24-03-2018

Tankers: Low freight rates prompt renewed interest in trans-Atlantic voyages

Weak freight rates in the spot Americas clean tankers market are prompting shipowners to swallow negative Time Charter Equivalent earnings on US Gulf Coast-Trans-Atlantic runs in order to take advantage of opportunities related to gasoline runs between the UK Continent and the US Atlantic Coast, sources said.

It has created a “you win some, you lose some” attitude among shipowners, sources said.

Time Charter Equivalent earnings for Medium Range tankers on the USGC-TA run were estimated to be minus $584/day Monday, according to a weekly report.

Freight for Medium Range tankers on the USGC-TA route bottomed out at Worldscale 77.5 between March 15 and March 19 before starting to pick up.

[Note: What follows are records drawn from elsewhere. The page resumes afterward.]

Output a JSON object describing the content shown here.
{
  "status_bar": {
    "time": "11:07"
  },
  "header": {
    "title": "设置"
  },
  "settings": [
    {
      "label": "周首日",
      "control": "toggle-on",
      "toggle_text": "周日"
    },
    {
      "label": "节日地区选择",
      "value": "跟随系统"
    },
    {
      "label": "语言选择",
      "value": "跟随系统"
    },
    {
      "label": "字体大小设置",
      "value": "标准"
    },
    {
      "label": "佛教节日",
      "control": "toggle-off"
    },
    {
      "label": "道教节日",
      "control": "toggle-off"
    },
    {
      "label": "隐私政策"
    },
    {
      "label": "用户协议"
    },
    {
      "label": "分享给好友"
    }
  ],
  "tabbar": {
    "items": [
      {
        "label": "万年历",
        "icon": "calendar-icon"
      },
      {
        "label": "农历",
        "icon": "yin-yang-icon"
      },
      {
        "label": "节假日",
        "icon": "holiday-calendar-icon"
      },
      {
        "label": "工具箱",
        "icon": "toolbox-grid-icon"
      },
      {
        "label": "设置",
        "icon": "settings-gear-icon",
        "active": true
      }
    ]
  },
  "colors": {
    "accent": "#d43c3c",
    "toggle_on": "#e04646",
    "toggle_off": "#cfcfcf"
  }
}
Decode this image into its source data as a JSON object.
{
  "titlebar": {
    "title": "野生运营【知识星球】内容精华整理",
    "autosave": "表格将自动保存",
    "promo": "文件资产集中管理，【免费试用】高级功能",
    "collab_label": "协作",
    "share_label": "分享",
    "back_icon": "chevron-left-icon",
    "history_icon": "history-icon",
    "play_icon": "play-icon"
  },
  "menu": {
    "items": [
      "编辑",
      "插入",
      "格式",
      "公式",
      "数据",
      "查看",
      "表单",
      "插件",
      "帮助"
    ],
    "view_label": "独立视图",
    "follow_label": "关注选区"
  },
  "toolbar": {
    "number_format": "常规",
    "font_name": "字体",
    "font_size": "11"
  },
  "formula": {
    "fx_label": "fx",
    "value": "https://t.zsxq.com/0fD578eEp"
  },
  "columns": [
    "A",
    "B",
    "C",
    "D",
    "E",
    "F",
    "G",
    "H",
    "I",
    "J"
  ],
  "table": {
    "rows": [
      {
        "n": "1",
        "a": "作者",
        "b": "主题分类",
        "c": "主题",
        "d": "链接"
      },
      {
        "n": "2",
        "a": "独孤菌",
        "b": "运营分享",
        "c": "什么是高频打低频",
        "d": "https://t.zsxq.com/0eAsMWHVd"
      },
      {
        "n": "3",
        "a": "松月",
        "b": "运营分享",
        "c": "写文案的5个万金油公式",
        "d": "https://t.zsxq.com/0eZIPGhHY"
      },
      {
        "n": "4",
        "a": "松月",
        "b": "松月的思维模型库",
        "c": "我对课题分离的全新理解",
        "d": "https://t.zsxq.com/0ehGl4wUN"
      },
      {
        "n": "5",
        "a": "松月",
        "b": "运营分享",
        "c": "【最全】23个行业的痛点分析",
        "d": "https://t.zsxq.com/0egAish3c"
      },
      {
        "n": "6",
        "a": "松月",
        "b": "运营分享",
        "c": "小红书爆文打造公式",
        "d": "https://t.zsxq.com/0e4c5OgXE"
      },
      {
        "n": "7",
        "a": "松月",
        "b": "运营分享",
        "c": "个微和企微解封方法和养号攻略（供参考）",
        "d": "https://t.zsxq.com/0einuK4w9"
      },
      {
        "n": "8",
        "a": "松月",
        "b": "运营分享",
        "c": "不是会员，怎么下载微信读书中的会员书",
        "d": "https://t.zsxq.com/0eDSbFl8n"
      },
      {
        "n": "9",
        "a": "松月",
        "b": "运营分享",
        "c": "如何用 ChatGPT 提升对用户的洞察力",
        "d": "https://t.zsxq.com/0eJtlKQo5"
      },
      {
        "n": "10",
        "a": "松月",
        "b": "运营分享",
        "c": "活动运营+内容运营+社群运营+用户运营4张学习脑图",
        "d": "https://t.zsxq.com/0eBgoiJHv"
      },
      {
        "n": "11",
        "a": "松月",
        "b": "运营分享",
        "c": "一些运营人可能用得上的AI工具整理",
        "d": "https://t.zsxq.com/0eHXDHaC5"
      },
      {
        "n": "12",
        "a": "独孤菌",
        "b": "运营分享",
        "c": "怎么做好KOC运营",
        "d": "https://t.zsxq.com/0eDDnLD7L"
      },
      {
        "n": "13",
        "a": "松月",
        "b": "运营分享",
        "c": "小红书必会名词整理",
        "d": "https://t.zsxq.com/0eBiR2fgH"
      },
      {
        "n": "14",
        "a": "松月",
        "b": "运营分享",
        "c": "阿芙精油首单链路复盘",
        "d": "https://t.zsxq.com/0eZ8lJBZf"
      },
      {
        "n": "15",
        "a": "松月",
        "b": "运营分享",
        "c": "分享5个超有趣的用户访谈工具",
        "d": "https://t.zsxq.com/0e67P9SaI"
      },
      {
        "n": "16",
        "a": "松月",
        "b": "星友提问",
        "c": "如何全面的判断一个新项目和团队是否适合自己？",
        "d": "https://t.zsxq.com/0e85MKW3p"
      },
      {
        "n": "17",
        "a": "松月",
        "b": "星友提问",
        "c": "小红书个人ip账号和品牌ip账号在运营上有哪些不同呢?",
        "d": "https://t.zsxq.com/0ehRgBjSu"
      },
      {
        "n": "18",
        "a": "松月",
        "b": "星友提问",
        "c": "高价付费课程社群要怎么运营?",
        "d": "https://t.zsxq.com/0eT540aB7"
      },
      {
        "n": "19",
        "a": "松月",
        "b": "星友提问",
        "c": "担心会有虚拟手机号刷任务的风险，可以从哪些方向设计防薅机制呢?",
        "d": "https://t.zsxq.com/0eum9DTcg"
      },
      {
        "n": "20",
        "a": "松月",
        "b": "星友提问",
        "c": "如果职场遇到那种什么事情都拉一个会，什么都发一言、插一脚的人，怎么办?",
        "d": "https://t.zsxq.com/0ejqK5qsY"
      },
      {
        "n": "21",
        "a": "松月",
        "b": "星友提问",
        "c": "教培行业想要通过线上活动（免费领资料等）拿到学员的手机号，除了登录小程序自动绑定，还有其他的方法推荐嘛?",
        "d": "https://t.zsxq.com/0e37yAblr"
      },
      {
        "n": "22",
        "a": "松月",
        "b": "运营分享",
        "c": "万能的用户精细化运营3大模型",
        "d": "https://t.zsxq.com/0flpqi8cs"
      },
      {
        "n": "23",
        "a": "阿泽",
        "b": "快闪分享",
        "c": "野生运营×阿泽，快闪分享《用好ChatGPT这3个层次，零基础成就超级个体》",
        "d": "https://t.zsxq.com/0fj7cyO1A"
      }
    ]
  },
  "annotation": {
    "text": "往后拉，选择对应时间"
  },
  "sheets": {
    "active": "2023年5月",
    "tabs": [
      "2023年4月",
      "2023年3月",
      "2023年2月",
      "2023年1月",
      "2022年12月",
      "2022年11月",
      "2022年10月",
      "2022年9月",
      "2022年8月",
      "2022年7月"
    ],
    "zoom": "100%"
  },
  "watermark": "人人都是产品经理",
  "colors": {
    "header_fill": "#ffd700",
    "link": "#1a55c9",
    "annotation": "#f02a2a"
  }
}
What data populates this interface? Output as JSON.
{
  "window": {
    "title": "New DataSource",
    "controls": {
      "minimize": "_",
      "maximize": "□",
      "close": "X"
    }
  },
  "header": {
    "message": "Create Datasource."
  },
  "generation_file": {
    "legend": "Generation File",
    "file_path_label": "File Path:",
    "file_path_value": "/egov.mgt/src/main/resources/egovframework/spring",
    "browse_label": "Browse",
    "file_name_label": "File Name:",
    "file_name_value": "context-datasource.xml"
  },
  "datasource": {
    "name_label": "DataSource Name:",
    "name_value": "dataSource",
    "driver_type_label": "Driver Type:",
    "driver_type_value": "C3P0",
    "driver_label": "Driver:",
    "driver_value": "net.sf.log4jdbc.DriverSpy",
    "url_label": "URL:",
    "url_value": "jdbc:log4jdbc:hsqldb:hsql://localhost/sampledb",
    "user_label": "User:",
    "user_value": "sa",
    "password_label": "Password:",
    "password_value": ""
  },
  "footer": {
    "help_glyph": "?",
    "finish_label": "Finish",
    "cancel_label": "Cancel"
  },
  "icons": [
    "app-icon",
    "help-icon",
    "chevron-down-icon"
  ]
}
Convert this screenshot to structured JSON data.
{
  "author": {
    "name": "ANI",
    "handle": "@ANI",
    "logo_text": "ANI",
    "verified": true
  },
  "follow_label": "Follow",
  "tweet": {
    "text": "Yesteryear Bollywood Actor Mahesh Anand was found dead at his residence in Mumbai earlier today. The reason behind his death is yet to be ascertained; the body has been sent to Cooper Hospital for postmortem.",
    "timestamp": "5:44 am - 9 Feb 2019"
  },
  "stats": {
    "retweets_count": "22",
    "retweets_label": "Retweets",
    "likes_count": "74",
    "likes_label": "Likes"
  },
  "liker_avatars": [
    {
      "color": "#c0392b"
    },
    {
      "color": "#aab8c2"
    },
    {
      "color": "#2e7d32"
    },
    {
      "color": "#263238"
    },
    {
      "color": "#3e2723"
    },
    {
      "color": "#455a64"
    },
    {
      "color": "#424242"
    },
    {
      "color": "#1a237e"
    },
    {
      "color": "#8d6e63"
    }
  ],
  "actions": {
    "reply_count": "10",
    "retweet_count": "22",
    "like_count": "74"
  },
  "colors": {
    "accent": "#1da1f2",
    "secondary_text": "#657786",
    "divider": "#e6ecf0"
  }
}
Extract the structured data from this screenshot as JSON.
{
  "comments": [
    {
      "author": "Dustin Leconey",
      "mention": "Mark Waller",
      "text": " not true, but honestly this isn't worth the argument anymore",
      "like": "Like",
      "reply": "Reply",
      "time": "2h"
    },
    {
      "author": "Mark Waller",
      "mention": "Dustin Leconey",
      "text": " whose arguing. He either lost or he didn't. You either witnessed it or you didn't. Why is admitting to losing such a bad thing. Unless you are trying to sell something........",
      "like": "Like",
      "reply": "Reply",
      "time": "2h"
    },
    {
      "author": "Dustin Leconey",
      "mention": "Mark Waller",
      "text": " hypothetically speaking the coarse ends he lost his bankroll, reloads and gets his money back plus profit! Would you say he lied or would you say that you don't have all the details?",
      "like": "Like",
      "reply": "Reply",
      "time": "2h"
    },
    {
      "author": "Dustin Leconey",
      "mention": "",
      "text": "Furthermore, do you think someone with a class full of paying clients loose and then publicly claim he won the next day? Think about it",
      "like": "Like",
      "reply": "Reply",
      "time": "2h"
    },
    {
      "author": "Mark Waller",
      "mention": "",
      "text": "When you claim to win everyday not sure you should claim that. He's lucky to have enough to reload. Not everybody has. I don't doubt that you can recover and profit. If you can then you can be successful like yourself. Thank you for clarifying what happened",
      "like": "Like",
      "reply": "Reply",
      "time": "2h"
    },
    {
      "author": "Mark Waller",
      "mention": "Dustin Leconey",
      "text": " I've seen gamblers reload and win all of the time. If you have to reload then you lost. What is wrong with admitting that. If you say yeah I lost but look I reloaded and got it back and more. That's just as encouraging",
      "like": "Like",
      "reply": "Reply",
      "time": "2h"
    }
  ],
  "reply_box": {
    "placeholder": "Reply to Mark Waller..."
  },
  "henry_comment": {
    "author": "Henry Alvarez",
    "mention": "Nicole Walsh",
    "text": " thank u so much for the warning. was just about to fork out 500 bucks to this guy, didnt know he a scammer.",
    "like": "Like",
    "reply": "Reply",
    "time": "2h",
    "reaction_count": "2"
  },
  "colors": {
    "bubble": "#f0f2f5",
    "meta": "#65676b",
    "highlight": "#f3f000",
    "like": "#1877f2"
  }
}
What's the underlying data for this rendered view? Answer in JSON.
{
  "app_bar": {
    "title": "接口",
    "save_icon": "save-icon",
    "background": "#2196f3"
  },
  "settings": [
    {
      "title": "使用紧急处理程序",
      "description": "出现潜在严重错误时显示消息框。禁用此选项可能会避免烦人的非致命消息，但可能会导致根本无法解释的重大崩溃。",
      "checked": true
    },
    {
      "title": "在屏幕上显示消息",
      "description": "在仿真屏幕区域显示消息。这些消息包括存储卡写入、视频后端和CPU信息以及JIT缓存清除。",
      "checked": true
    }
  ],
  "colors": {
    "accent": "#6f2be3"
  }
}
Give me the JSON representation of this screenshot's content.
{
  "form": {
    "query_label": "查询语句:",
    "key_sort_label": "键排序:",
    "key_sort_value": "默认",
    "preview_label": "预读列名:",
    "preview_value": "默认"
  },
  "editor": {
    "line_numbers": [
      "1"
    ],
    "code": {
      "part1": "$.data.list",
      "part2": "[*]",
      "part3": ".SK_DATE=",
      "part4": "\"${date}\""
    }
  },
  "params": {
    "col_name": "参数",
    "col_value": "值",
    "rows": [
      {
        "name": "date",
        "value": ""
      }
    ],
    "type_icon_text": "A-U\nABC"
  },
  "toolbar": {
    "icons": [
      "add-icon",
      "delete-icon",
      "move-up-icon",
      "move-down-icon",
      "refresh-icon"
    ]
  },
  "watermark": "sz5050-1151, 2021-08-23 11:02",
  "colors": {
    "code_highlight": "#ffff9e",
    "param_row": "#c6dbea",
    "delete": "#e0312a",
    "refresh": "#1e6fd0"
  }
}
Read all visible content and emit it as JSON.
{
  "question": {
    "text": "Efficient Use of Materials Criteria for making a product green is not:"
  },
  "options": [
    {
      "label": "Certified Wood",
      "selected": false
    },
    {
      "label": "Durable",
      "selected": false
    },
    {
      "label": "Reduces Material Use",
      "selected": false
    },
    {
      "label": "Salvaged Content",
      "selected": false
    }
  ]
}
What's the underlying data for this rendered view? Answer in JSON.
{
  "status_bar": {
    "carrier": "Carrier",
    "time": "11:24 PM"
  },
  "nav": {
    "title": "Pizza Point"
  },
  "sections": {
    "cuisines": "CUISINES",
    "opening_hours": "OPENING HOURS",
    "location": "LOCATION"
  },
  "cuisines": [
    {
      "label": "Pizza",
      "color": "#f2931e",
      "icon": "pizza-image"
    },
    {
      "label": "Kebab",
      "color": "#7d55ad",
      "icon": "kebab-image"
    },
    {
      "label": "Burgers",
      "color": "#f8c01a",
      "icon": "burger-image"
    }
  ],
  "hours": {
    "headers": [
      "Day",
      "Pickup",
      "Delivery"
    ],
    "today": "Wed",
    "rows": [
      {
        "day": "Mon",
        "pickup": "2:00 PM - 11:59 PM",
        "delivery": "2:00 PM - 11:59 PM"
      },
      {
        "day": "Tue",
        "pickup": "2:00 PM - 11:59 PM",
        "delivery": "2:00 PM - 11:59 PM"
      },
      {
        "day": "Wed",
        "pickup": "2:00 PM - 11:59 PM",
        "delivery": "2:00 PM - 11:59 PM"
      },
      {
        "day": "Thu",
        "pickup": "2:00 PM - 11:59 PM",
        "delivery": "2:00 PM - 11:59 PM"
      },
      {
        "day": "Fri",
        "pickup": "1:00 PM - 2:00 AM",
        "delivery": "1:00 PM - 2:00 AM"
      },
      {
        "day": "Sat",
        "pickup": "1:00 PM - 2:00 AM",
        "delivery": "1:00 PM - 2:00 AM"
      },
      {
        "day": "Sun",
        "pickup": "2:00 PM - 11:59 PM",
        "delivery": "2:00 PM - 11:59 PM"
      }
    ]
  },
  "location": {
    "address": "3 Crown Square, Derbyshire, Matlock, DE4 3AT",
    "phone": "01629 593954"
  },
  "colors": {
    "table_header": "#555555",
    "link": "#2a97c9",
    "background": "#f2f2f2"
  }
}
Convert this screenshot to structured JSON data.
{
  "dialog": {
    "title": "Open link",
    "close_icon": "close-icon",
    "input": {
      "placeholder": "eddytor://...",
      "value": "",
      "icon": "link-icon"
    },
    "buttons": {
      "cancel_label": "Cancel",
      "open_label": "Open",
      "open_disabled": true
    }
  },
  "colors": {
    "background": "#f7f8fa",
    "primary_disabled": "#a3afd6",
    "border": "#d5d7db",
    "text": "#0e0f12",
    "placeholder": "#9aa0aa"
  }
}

S&P Global Platts assessed the route unchanged day on day at w82.5 Thursday.

Freight for Long Range 1 tankers on the USGC-TA route reached its lowest level since February 7, with Platts assessing the route at w72.5 Thursday.

An estimated 22 ships sailed the eastbound route so far in March, according to data from Platts cFlow trade flow software.

US Energy Information Administration data for the week that ended March 16 showed US gasoline stocks fell due to improved US gasoline demand. US gasoline stocks fell 1.693 million barrels in the most recent reporting week to 243.065 million barrels, according to the EIA.

Northwest Europe gasoline flows to North America were estimated to be up to 1.41 million mt so far in March, according to data from cFlow.

The opposite was true across the Atlantic, where gasoline inventories at the Amsterdam-Rotterdam-Antwerp hub were long, according to PJK International. Inventories at the hub rose 26,000 mt, or 2%, to 1.309 million mt in the week that ended March 14, data from PJK International showed March 16.

As such, the arbitrage set the stage for increased vessels making the trans-Atlantic voyage.

“Europe to USAC hasn’t been nearly as bad as the USGC to Europe as far as earnings go,” a source said Thursday. “And the use of LR1s is bullish for diesel/jet, but not bullish for freight.”

Most recently, fixtures reports showed Exxon putting the LR1 Torm Sara on subjects at w72.5 to carry jet fuel for April 1 loading at Baton Rouge and Lukoil putting the LR1 Maribel on subjects at w62.5 for carrying gasoil after a March 25 loading on the USAC.

Not all shipowners were jumping at the idea of taking low trans-Atlantic earnings to secure higher earnings on the back haul.

“I’ll agree there is interest in LR1s, for sure, but these earnings are so low I’m not sure I’d send a ship across for them,” a second source said Thursday.

The weak freight price environment, under pressure from supply and demand fundamentals, is due to an excess of tonnage and low stem demand.

The lack of cargoes is allowing charterers to secure lower bids as shipowners fight to keep their ships moving.

The stage for the weakness in freight prices was initially set by bad weather along the USGC.

At the start of this week, charterers lost marginal leverage as prompt tonnage piled up and owners were able to secure higher prices.

Position lists viewed by S&P Global Platts counted seven prompt ships along with an additional 30 to be firmly available for loading in the USGC within the next 10 days.

Refined product exports averaged 4.993 million b/d in the week that ended March 16, compared with 5.162 million b/d in the week that ended March 9, EIA data released Wednesday show.

Despite a fall in exports, refinery utilization reached 91.7% in the week that ended March 16, up 1.7% compared with the previous week, the data showed.